69岁的凯西·博斯特(Kathy Borst)来自加州约克维尔,是凯利的侄女。她说,10月24日,她从DPAA那里得到了凯利的文物,这些文物被装在一个标有“证据”的透明塑料袋里。她说,她收到这些东西是因为她是凯利直系亲属中年龄最大的。
她在接受电话采访时说:“这是一种哽咽的感觉。”
她补充说:“任何人都能带来这样的东西,真是令人敬畏……80年后,在220英尺深的海底,发现了一些微小的东西。这是一个了不起的壮举,在这么大的星球上,有东西被定位到这样的程度。”
另一个侄女,66岁的加州福尔瑟姆的黛安·克里斯蒂说:“当我知道他们被送到……我的心有点,我不知道它是否下降或跳过了一个节拍,或者它发生了什么。”
她补充说,“如果他们没有他的骨头,我会非常震惊。”DPAA表示,可以从任何恢复的骨头中提取DNA,并与家庭成员提供的DNA样本进行比较。
“我不认为这意味着结束,”克里斯蒂谈到这些发现时说,因为凯利的父母和妹妹已经去世。“我们没有经历损失,而他们经历了。”
但《天可等》的故事让这个家庭走到了一起,她说。“这让我们团聚了,”她说。“在我们的有生之年,它会让我们在一起。”
十年前,凯利的家人开始了调查船员命运的项目,当时,凯利的表兄、伊利诺伊大学厄巴纳-香槟分校(University of Illinois at Urbana-Champaign)教授奥尔索斯开始深入研究这个故事。
四年多来,凯利的亲属收集了大量数据,奥尔索斯编写了一份关于轰炸机及其机组人员命运的详细报告。
2016年,这家人联系了“恢复项目”(原BentProp项目),这是斯克里普斯海洋研究所和特拉华大学之间的一个勘探合作项目。

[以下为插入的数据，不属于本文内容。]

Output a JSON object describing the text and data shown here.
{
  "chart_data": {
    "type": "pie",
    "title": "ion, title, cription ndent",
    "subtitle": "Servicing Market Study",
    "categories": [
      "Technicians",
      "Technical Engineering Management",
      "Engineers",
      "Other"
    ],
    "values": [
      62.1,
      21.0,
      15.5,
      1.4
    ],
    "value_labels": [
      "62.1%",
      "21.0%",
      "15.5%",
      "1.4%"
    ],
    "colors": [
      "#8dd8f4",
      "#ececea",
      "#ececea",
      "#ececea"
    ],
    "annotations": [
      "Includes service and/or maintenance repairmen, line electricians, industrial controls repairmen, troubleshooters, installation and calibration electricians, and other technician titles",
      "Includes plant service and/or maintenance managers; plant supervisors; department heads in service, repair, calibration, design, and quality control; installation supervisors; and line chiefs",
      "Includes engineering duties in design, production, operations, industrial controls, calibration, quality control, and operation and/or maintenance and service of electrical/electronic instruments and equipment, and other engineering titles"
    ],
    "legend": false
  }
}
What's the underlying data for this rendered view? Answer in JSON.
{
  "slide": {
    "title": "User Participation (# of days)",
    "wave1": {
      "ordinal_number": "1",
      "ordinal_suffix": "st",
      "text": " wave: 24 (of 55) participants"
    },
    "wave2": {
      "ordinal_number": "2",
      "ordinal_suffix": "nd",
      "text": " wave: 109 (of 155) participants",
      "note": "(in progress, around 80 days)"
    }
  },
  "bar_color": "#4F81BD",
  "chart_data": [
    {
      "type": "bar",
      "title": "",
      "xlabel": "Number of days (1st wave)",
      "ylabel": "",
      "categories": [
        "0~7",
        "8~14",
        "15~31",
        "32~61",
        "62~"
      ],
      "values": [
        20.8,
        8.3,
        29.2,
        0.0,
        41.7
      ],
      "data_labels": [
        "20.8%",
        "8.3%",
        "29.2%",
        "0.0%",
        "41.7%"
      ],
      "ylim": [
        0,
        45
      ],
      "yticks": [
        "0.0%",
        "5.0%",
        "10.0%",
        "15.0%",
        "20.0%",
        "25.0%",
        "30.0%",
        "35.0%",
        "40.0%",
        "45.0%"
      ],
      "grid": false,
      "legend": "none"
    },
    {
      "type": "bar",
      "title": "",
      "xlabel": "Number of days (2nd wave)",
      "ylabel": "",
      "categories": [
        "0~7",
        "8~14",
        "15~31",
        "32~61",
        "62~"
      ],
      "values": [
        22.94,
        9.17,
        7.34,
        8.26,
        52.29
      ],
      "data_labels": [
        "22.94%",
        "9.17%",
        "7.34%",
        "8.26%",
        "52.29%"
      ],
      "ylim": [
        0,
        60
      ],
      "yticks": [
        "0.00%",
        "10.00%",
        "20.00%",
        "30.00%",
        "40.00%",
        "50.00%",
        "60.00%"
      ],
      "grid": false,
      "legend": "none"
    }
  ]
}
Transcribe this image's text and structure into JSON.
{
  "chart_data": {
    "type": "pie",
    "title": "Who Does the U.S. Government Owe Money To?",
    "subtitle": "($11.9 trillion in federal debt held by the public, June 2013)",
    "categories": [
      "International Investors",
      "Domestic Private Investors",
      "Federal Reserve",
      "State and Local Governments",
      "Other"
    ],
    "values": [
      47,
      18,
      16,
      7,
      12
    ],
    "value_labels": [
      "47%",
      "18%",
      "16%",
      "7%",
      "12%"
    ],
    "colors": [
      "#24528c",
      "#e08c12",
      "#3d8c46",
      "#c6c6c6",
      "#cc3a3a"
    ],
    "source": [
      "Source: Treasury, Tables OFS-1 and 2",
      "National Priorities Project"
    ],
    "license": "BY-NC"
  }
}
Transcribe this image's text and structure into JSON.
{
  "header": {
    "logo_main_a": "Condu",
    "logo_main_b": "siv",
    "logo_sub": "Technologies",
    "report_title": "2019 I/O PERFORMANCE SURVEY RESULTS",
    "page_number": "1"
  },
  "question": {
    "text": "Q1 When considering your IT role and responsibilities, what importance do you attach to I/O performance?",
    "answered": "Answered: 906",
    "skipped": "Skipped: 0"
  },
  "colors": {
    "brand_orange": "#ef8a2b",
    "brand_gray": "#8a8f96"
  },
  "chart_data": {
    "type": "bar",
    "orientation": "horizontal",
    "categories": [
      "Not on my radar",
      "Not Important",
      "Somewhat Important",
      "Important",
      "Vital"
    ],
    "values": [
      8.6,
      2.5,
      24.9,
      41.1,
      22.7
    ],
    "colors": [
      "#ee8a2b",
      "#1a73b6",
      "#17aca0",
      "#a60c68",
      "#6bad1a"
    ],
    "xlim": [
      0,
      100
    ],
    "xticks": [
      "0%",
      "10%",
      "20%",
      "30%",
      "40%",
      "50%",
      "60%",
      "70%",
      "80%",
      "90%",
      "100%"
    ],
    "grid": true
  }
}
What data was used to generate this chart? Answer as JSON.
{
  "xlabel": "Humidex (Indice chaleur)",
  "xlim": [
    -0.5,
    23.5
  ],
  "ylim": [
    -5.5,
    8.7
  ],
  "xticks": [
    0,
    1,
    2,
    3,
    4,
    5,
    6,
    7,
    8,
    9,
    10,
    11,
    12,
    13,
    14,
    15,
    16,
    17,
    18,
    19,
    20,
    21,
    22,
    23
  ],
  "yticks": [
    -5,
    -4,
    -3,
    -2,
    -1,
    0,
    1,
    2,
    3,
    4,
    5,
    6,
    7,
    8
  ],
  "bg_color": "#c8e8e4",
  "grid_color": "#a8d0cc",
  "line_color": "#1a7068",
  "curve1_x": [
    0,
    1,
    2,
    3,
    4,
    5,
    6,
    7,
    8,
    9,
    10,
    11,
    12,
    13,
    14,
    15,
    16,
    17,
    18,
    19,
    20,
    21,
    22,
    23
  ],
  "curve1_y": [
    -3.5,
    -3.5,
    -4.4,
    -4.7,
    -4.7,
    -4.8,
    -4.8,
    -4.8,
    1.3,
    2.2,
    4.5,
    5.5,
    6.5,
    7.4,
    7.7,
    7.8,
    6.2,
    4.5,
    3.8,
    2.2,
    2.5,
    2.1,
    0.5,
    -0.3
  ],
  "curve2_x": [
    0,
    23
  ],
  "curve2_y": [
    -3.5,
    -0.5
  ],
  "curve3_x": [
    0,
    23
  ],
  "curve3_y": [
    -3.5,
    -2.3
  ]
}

阿尔索斯于2017年7月31日向该组织提交了他的报告,随后的10月,“恢复计划”发起了一次探险,并在新几内亚附近的深水中确定了飞机的位置。
“他们自己出去看看能找到什么,”他说。“他们让这一切成为可能。”
但对于标准的考古潜水来说,残骸太深了,海军实验潜水单位提出了帮助。
今年3月,美国海军派出了一支精英潜水队,并携带便携式SAT FADS(饱和飞离潜水系统)前往现场。
潜水设备有点像空间站,包括潜水员在船上居住的加压栖息地,以及他们用来到达底部的加压潜水钟。
美国海军表示,该系统允许他们在深水压力下长时间工作,而不必在每次潜水后减压。他们只需要在项目结束时进行解压。
一到海底,潜水员们就离开了钟。他们不得不锯开一些残骸,用真空把坠机现场的材料装进大篮子里。篮子被拖到船上,里面的东西被筛选出来寻找文物。
DPAA的斯特拉顿说,该小组在甲板上的一个大型信息板上保存了轰炸机机组人员的姓名和照片。“这只是一个小小的提醒,提醒我们在做什么,以及我们是为谁做的,”他说。
这是DPAA迄今为止进行的最深的水下搜寻任务。DPAA是一个政府机构,旨在寻找在过去的战争中失踪的军人。海军说,这是SAT FADS系统第一次被用于这样的任务。
结果“完全超出了我的想象……奥尔索斯说,并补充说,我对DPAA和海军的工作“主要的感觉是感激”。他说,潜水是危险、艰苦和费力的。
《天堂可以等待》(Heaven Can Wait)可能是以1943年的一部电影命名的,它在执行轰炸日本在新几内亚的一个目标的任务时被高射炮击中。机尾断了,飞机坠入水中。
当它坠落时,有三个人影跳出来。残骸在水面上燃烧并下沉,留下一大片浮油。没有幸存者。
飞机上的11人被列为战死。战争结束后,经过美国坟墓登记局的调查,他们的尸体被宣布无法取回。